Amme (kamu) İdaresindeki bütün kurum ve kuruluşlar’da, F.T.Ö./P.D.Y. depremi bütün şiddetiyle devam ediyor. Gün geçmiyor ki, şu kurum’dan - bu kurumdan bilmem “şu kadar kişi göz altına alındı veya tutuklandı,” tarzında bir haber çıkmasın. 

Âhirzaman Decâcile’sinin, en şerli’lerinden olan, F.T.Ö.’nün, onun haşâşî’lerinin sızmadığı-girmediği, hiçbir devlet kurumu ve kuruluşu kalmamıştır. Devletimizin en mahrem kalması gereken kurumları, M.İ.T., Bilgi Teknoloji’leri Kurumu, Genelkurmay Başkanlı’ğı, Başbakanlık, Cumhurbaşkanlığı, bütün Bakanlıklar, aklınıza ne gelirse, bütün kurum ve kuruluşlar... 

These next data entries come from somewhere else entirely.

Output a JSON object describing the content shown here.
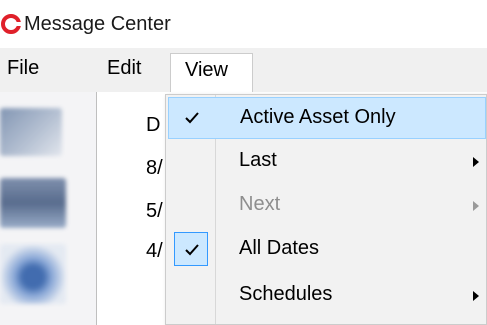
{
  "window": {
    "title": "Message Center",
    "icon": "app-logo-icon"
  },
  "menubar": {
    "items": [
      {
        "label": "File"
      },
      {
        "label": "Edit"
      },
      {
        "label": "View"
      }
    ]
  },
  "list": {
    "header": "D",
    "rows": [
      "8/",
      "5/",
      "4/"
    ]
  },
  "view_menu": {
    "items": [
      {
        "label": "Active Asset Only",
        "checked": true,
        "highlighted": true,
        "submenu": false,
        "enabled": true
      },
      {
        "label": "Last",
        "checked": false,
        "highlighted": false,
        "submenu": true,
        "enabled": true
      },
      {
        "label": "Next",
        "checked": false,
        "highlighted": false,
        "submenu": true,
        "enabled": false
      },
      {
        "label": "All Dates",
        "checked": true,
        "highlighted": false,
        "submenu": false,
        "enabled": true
      },
      {
        "label": "Schedules",
        "checked": false,
        "highlighted": false,
        "submenu": true,
        "enabled": true
      }
    ]
  },
  "colors": {
    "highlight": "#cce8ff",
    "highlight_border": "#99d1ff",
    "check_border": "#3399ff",
    "menu_bg": "#f2f2f2",
    "disabled_text": "#8e8e8e",
    "logo_red": "#e0202a"
  }
}
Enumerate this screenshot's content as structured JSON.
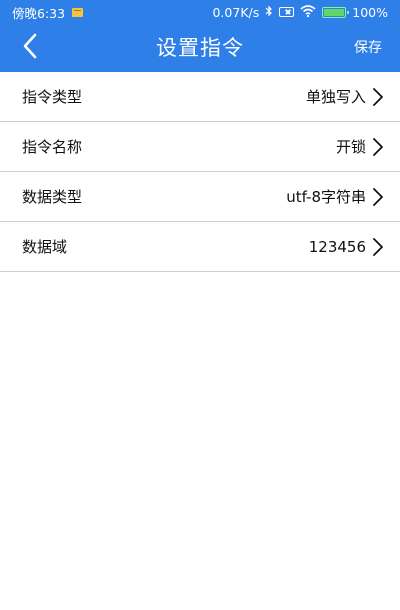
{
  "status_bar": {
    "time": "傍晚6:33",
    "network_speed": "0.07K/s",
    "battery_percent": "100%",
    "icons": [
      "notification-icon",
      "bluetooth-icon",
      "sim-icon",
      "wifi-icon",
      "battery-icon"
    ]
  },
  "header": {
    "title": "设置指令",
    "save_label": "保存",
    "back_icon": "chevron-left-icon"
  },
  "settings": [
    {
      "label": "指令类型",
      "value": "单独写入"
    },
    {
      "label": "指令名称",
      "value": "开锁"
    },
    {
      "label": "数据类型",
      "value": "utf-8字符串"
    },
    {
      "label": "数据域",
      "value": "123456"
    }
  ],
  "colors": {
    "brand": "#2f7fe8",
    "background": "#ffffff",
    "divider": "#cfcfcf",
    "text": "#111111"
  }
}
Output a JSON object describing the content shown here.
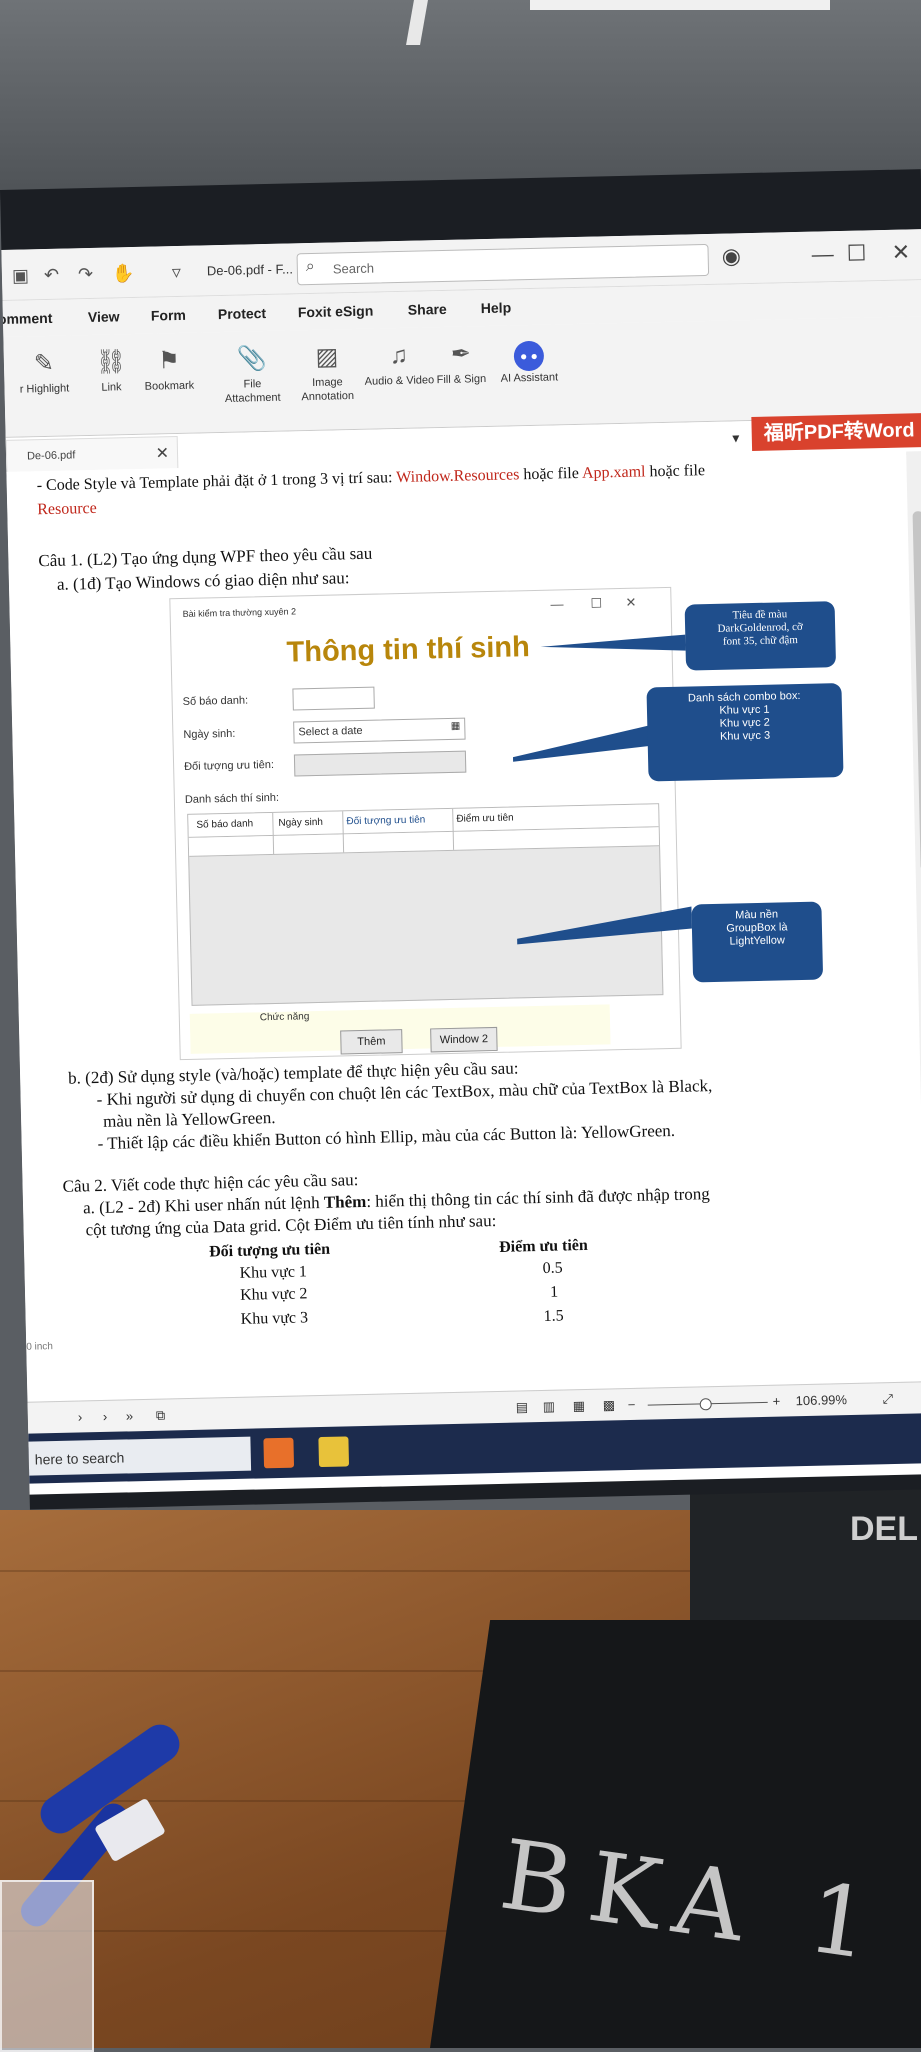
{
  "app": {
    "doc_title": "De-06.pdf - F...",
    "search_placeholder": "Search",
    "menu": [
      "omment",
      "View",
      "Form",
      "Protect",
      "Foxit eSign",
      "Share",
      "Help"
    ],
    "ribbon": [
      {
        "label": "r Highlight",
        "icon": "highlight-icon"
      },
      {
        "label": "Link",
        "icon": "link-icon"
      },
      {
        "label": "Bookmark",
        "icon": "bookmark-icon"
      },
      {
        "label": "File Attachment",
        "icon": "file-attachment-icon"
      },
      {
        "label": "Image Annotation",
        "icon": "image-annotation-icon"
      },
      {
        "label": "Audio & Video",
        "icon": "audio-video-icon"
      },
      {
        "label": "Fill & Sign",
        "icon": "fill-sign-icon"
      },
      {
        "label": "AI Assistant",
        "icon": "ai-assistant-icon"
      }
    ],
    "tab_name": "De-06.pdf",
    "promo": "福昕PDF转Word",
    "status_unit": "0 inch",
    "zoom": "106.99%",
    "taskbar_search": "here to search"
  },
  "doc": {
    "intro_prefix": "- Code Style và Template phải đặt ở 1 trong 3 vị trí sau: ",
    "intro_red1": "Window.Resources",
    "intro_mid": " hoặc file ",
    "intro_red2": "App.xaml",
    "intro_suffix": " hoặc file",
    "intro_red3": "Resource",
    "q1_title": "Câu 1. (L2) Tạo ứng dụng WPF theo yêu cầu sau",
    "q1_a": "a. (1đ) Tạo Windows có giao diện như sau:",
    "q1_b": "b. (2đ) Sử dụng style (và/hoặc) template để thực hiện yêu cầu sau:",
    "q1_b1": "- Khi người sử dụng di chuyển con chuột lên các TextBox, màu chữ của TextBox là Black,",
    "q1_b1_cont": "màu nền là YellowGreen.",
    "q1_b2": "- Thiết lập các điều khiển Button có hình Ellip, màu của các Button là: YellowGreen.",
    "q2_title": "Câu 2. Viết code thực hiện các yêu cầu sau:",
    "q2_a_prefix": "a. (L2 - 2đ) Khi user nhấn nút lệnh ",
    "q2_a_bold": "Thêm",
    "q2_a_suffix": ": hiển thị thông tin các thí sinh đã được nhập trong",
    "q2_a_cont": "cột tương ứng của Data grid. Cột Điểm ưu tiên tính như sau:",
    "table": {
      "headers": [
        "Đối tượng ưu tiên",
        "Điểm ưu tiên"
      ],
      "rows": [
        [
          "Khu vực 1",
          "0.5"
        ],
        [
          "Khu vực 2",
          "1"
        ],
        [
          "Khu vực 3",
          "1.5"
        ]
      ]
    }
  },
  "wpf": {
    "window_title": "Bài kiểm tra thường xuyên 2",
    "header": "Thông tin thí sinh",
    "header_color": "#b8860b",
    "labels": [
      "Số báo danh:",
      "Ngày sinh:",
      "Đối tượng ưu tiên:",
      "Danh sách thí sinh:"
    ],
    "date_placeholder": "Select a date",
    "columns": [
      "Số báo danh",
      "Ngày sinh",
      "Đối tượng ưu tiên",
      "Điểm ưu tiên"
    ],
    "groupbox_title": "Chức năng",
    "groupbox_bg": "#fdfde8",
    "btn_add": "Thêm",
    "btn_window2": "Window 2"
  },
  "callouts": {
    "c1": [
      "Tiêu đề màu",
      "DarkGoldenrod, cỡ",
      "font 35, chữ đậm"
    ],
    "c2": [
      "Danh sách combo box:",
      "Khu vực 1",
      "Khu vực 2",
      "Khu vực 3"
    ],
    "c3": [
      "Màu nền",
      "GroupBox là",
      "LightYellow"
    ],
    "color": "#1f4e8c"
  },
  "scene": {
    "chalk_text": "BKA 1",
    "monitor_brand": "DEL"
  }
}
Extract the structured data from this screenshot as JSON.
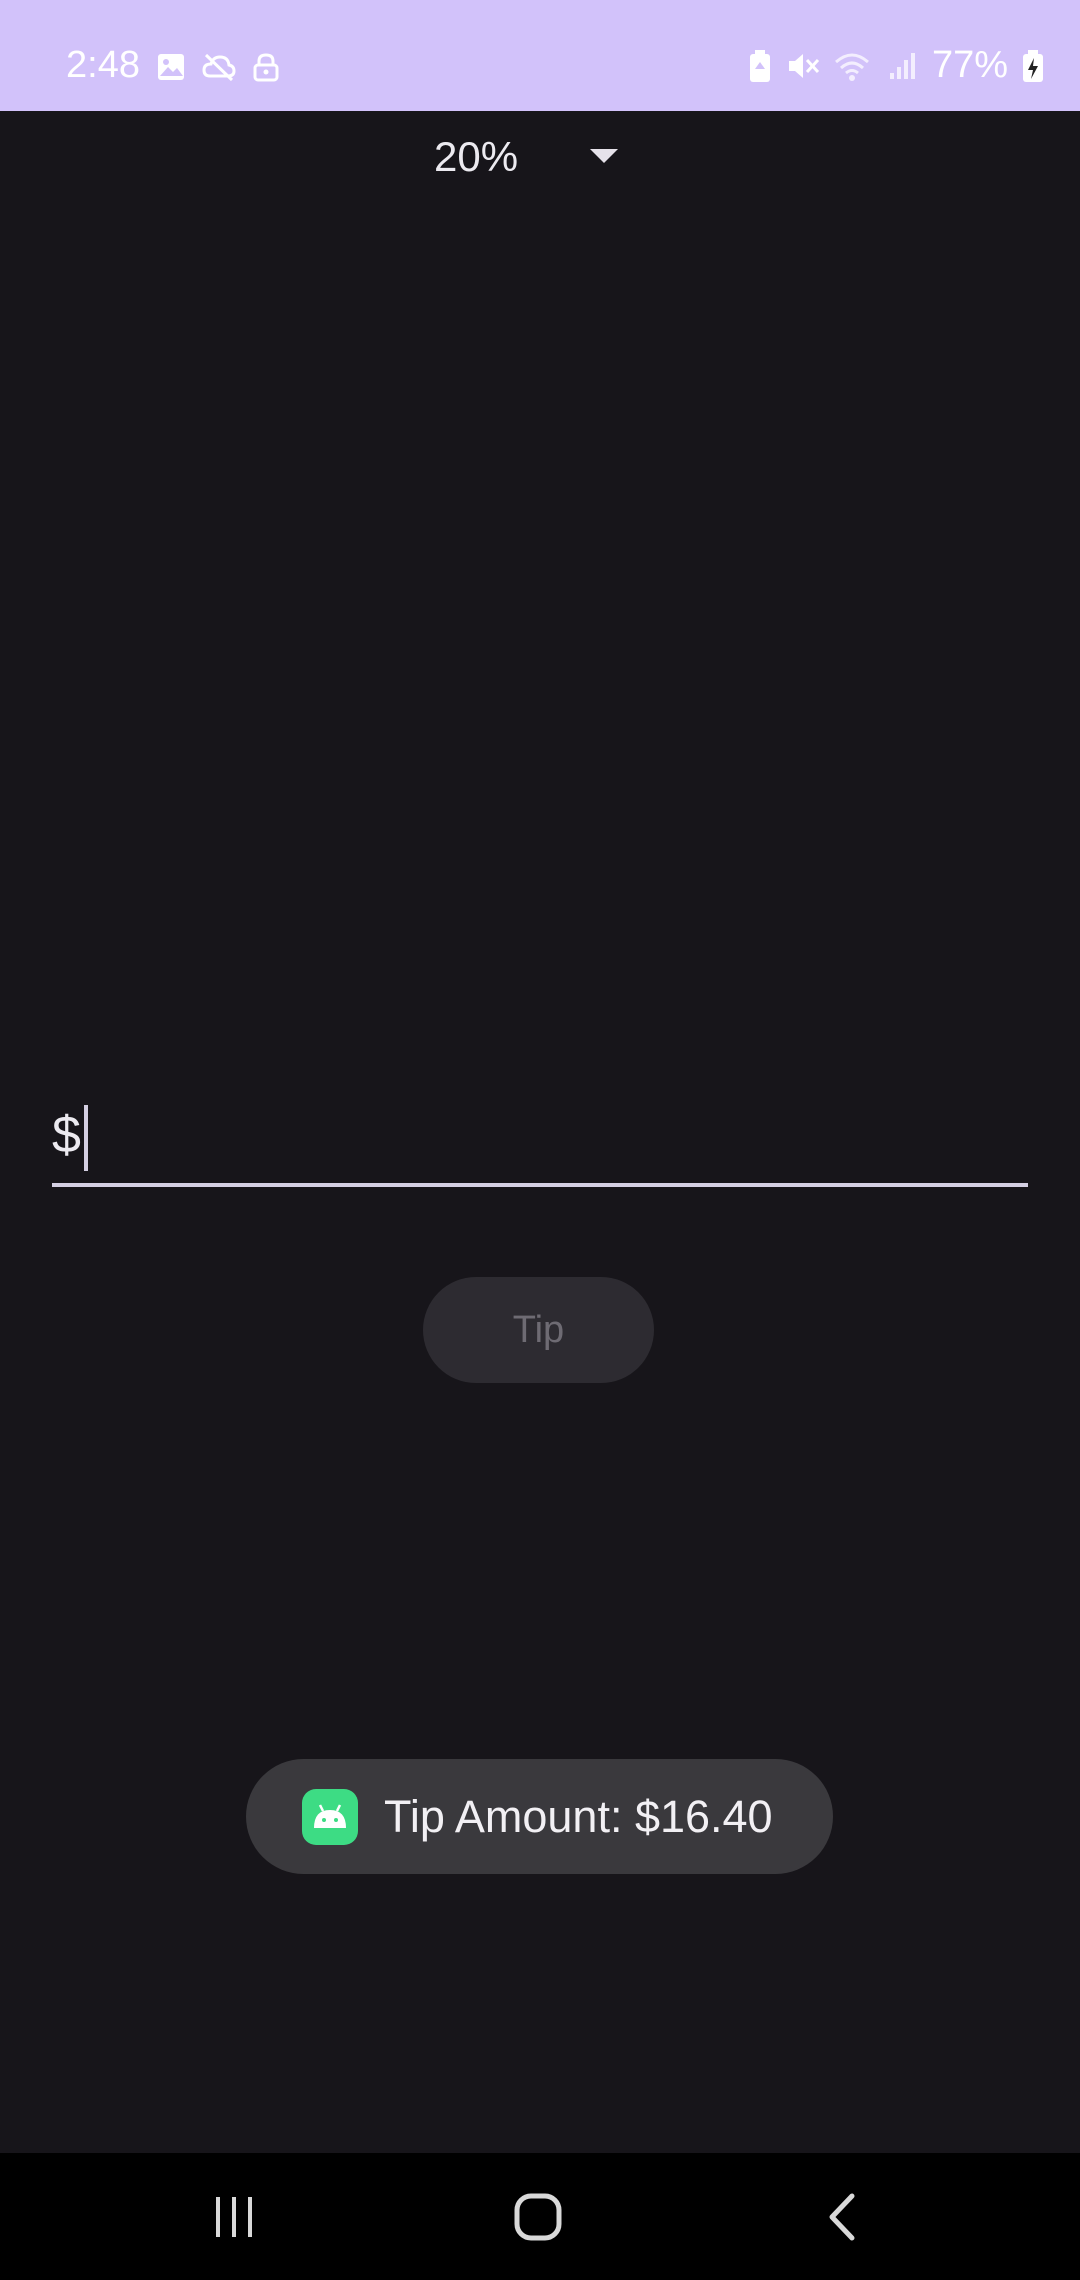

Bu kadar kurum ve kuruluşa sızan, hattâ, ba’zı kurum ve kuruluşları, fiîlen, işgal eden bu şerir çete’nin mensuplarının, Diyânet İşleri Başkanlığı’na, sızmadıklarını, hattâ, işgal derecesinde burada yuvalanmadıklarını iddia etmek sadece safdillik olur. 

15 Temmuz 2016 darbe, işgal ve ist’îlâ hareketi teşebbüsünden sonra, “Din Şûrâsı,” toplanmıştı. Bu toplantıya, Cumhurbaşkanımız, Muhterem, Recep Tayyip Erdoğan ve Başbakan adına, Diyânet İşlerini tedvir’le vazifeli, Başbakan Yardımcısı, Numan Kurtulmuş Beyefendi de iştirâk etmişlerdi. Televizyon ekran’larında, Şûrâ’nın tabiî azası olan, geçmiş’te, Diyânet İşleri Başkanlığı yapmış bütün Başkanlar, bir-iki istisna, sırı sıra ön safa yerleşmişlerdi. 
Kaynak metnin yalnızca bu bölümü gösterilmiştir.